Last year I was delighted to review Anthony Horowitz's experimental crime novel Magpie Murders, and did so very enthusiastically. Now we have this year's offering - equally experimental but in a very different way. That was a multilayered text, full of intertextuality, including extracts from a Christie-esque golden age crime novel. This one is not like that - it's a supposedly straightforward account of the solution to a murder. However, one similarity is that the main protagonist of Magpie Murders was a literary editor turned detective and here in The Word is Murder the protagonist is a crime writer turned detective - but the crime writer here is called Anthony Horowitz and he shares most of his creator's life history and presumably his personality. This is a truly brilliant metafictional concept and works extremely well.
The story starts in 2011. Horowitz has just pressed the 'Send' button on his computer, dispatching the finished MS of his Sherlock Holmes sequel, The House of Silk, to the publishers. Now he's temporarily unsure what the future holds. His ongoing TV series, Foyle's War, is on the back burner until a decision is made whether to continue. He thinks he's finished the successful YA series on Alex Rider - he's written 10 books and feels its time to move on. He's been hired by Spielberg to write the screenplay for Tintin 2, but isn't at all sure his script will be accepted. So he's actually feeling somewhat at a loss, and, when he gets a surprise telephone call asking him to meet the caller, a retired detective inspector by the name of Hawthorne, he agrees to go. He just about remembers Hawthorne, who had been hired as an advisor on one of Horowitz's projects, and recalls that, though obviously useful and well-informed, he was awkward and rather unpleasant to work with. Now Hawthorne has a proposition:
'I want you to write about me,'
'What do you mean?' I asked
'I want you to write a book about me'.
'Why would I want to do that?
'For money.'
'You want to pay me?'
'No. I thought we'd go fifty-fifty.'
Hawthorne explains that he's doing consultancy work for the Met, and they've handed him a puzzling case. A wealthy widow, Diana Cowper, recently paid a visit to a firm of undertakers, where she planned and paid for her own fairly elaborate funeral. Later that she day, somebody murdered her. Horowitz is intrigued, but feels it's too far from his usual remit - not enough creative control - and turns the offer down. A few days later a chance question at a book signing ('Why don't you ever write anything real?') causes him to have second thoughts and soon he is following Hawthorne around as he tries to solve this indissoluble case. Essentially he becomes Watson to Hawthorne's Holmes and that's the pattern for the rest of the case.

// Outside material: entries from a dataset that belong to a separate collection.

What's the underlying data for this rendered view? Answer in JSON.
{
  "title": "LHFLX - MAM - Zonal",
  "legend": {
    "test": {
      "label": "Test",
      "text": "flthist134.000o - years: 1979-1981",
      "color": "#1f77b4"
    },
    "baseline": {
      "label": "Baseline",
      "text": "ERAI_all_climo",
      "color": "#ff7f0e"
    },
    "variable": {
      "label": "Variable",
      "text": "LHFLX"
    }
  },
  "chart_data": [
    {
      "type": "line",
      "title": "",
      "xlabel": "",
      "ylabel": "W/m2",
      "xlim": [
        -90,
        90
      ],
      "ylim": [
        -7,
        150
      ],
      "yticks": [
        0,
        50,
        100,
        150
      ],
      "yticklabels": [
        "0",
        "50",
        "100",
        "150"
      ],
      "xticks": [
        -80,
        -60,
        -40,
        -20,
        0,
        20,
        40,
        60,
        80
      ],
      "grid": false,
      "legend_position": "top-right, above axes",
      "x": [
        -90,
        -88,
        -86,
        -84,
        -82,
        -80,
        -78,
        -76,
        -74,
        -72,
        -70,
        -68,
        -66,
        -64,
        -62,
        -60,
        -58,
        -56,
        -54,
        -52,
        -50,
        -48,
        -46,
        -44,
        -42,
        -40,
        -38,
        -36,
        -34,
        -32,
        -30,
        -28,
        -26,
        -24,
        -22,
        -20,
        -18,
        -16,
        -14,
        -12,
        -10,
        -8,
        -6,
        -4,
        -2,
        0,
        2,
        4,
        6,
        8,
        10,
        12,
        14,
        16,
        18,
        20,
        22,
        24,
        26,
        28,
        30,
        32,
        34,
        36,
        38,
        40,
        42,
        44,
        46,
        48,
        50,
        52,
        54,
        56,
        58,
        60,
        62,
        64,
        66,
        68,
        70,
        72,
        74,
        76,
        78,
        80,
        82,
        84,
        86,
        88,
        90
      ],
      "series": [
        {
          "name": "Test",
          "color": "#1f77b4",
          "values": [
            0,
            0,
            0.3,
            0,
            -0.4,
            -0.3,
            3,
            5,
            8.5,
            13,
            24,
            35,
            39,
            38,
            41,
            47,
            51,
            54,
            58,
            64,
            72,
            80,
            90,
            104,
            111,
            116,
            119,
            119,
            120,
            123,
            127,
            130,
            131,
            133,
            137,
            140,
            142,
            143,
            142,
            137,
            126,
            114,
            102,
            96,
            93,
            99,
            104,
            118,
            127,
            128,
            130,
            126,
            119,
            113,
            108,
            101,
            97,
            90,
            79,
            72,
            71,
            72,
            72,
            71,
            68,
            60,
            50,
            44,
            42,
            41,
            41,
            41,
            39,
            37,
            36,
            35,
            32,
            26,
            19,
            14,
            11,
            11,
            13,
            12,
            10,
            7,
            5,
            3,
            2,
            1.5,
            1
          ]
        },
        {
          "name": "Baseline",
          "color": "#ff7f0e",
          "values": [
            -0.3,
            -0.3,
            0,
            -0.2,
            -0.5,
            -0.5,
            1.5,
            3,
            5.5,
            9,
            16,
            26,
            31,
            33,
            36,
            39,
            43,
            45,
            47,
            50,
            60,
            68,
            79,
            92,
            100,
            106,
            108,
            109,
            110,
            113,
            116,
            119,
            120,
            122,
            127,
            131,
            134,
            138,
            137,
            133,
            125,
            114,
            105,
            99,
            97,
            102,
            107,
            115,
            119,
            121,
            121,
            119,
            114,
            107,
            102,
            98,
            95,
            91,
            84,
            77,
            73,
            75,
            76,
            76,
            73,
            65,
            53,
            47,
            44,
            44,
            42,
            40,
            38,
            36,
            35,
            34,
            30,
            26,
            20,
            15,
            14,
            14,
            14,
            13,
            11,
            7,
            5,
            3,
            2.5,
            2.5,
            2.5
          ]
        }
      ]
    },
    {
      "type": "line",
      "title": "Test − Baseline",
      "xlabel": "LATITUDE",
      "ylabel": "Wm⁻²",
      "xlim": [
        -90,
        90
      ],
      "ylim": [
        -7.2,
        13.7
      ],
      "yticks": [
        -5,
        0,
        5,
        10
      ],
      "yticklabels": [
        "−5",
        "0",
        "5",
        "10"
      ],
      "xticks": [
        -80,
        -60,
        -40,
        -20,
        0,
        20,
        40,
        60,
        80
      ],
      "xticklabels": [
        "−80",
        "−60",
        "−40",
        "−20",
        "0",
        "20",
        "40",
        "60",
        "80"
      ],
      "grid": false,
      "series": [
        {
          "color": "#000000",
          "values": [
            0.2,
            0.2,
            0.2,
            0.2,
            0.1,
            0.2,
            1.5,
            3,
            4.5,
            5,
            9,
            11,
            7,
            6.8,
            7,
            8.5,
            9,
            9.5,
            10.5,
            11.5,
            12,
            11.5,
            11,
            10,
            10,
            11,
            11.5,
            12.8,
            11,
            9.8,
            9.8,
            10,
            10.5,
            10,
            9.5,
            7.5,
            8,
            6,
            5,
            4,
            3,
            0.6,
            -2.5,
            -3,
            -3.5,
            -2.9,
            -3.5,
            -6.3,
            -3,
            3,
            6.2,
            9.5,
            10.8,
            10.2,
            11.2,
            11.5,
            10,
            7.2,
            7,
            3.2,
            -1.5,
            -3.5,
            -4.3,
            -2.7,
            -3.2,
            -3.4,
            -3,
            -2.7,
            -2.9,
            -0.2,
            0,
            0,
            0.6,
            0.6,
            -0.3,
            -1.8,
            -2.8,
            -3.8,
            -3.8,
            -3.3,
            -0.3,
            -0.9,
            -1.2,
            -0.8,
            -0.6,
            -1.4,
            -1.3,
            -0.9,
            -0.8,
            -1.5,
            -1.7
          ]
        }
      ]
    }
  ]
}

In fact the resemblance is valid in more than one way. Hawthorne is clearly brilliant, always one step ahead of everyone else. He has the disconcerting ability of knowing things about people without being told, by Holmesian methods of following small physical clues. He refuses to divulge any facts about his past or his personal life, though Horowitz is constantly pointing out that he won't be able to write about him without them. He's condescending and patronising in his treatment of Horowitz, who he persists in calling Tony in spite of being told nobody ever calls him that. Horowitz, on the other hand, finds himself constantly wrong footed. He thinks he may have ways of helping the investigation, as Diana Cowper's son is a well-known actor, frequently working in Hollywood, and he follows up his theatre contacts, hoping to get some info that Hawthorne hasn't already acquired, but needless to say it misfires. He keeps thinking he's solved the case but he's always got it wrong, Eventually he finds himself in deep trouble - can Hawthorne get him out of it?
I found this novel a sheer delight from start to finish. I loved the way fact and fiction were constantly sliding together - a good example is the character of the actor/film star Damian Cowper, whose stage and film work are a wonderful amalgam of that of a number of other successful British actors (he's just back from the US, for instance, where he's been filming a successful TV series called Homeland). It was huge fun trying to separate the truth from the fiction, and I'm sure there were more instances I missed. Characters like Horowitz's agent, his wife and his sons put in an appearance, and several of his other media contacts too. Great fun to read, and I'm absolutely sure it was great fun to write too. As for Hawthorne, the only definitively and wholly fictional central character, he's a totally brilliant creation and we can only hope that he may reappear again, though maybe this joke is only good for one outing? In any case I need hardly say that this is highly recommended.